D’accordo. Che ruolo fa?
«Sono Marta, la più giovane di questo consolidato giro di quarantenni, che non si arrendono mai: vestiamo griffato e abitiamo a Milano, nello stesso condominio di Corso Como, in quelle villette a schiera così di moda. Ho trentatrè anni, faccio la giornalista televisiva, tendenza anchorwoman, e appaio estremamente complessa. Oltre che ambiziosa e nevrotica. E pronta a tutto: pur di arrivare, sacrifico la mia storia di coppia».
Ha qualche tratto di somiglianza con Marta?
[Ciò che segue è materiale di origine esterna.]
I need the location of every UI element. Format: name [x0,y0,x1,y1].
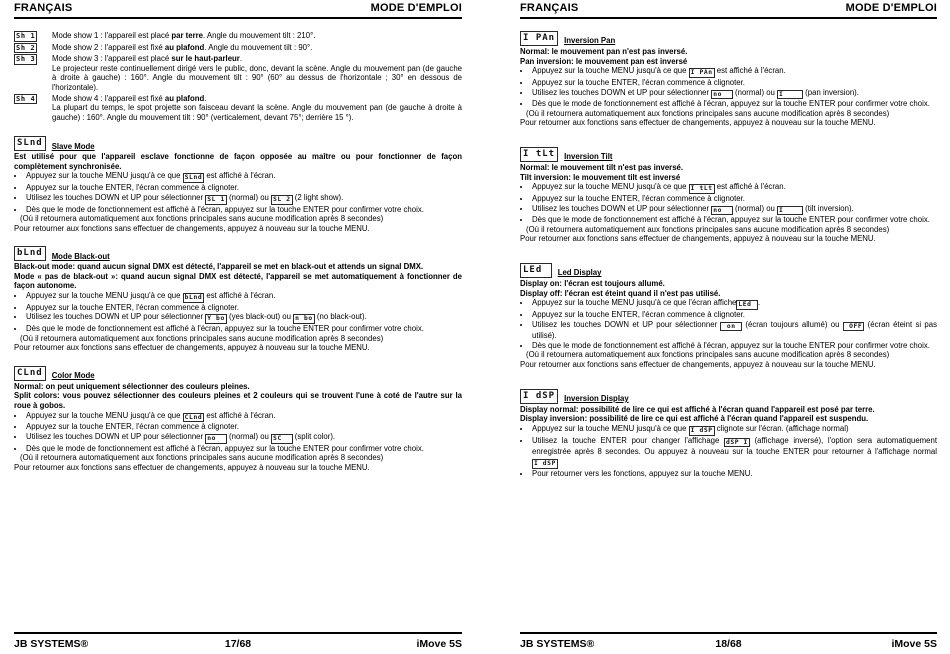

«Forse nell’essere un po’ fragile. Sono tutt’altro che arrivista. Direi, piuttosto solare e vulcanica, partenopea doc come Luca Miniero. La mia impulsività, a volte, è comunque troppa».
Come s’è trovata a lavorare con due registi?
«Ognuno gira le sue puntate e l’alternanza è una scuola, per noi attori. Miniero ha grande ritmo ed è spiritoso. Genovese ha la tipica indolenza romana e dà fiducia».
Marta, Francesca, Grazia e Anna: chi sposata, chi divorziata, chi in cerca, comunque singole. Parlano di sesso, come nella serie americana Sex and the City, sebbene i dialoghi italiani fossero all’acqua di rose, rispetto all’edizione Usa?
«Parliamo di sentimenti e anche di sesso. Ne dialoghiamo spesso con un certo Dottor G., l’affascinante ginecologo che è la nostra figura maschile di riferimento, ossia Guido Caprino, seduzione e talento da vendere».
Ormai il cinema si vede in tivù. E con Pupi Avati, che fa cinema-cinema, com’è andata?
«Preferisco il cinema, alla tivù, macchina da guerra con ritmi più compressi. Pupi? Finalmente un regista galante, all’antica, che ti fa sentire protetta. E ama il femminile in sé, cosa rara oggi.

Per me ha scritto il ruolo di Mimmy, maestra di piano senza età, ammirata da tutti, pura metafora dell’erotismo avatiano. Un personaggio di fantasia, nato dai ricordi del regista. Vivo a Bologna ed ho un allievo molto anziano, Enzo Gravina, che prende lezioni soltanto per sedersi accanto a me, davanti al pianoforte».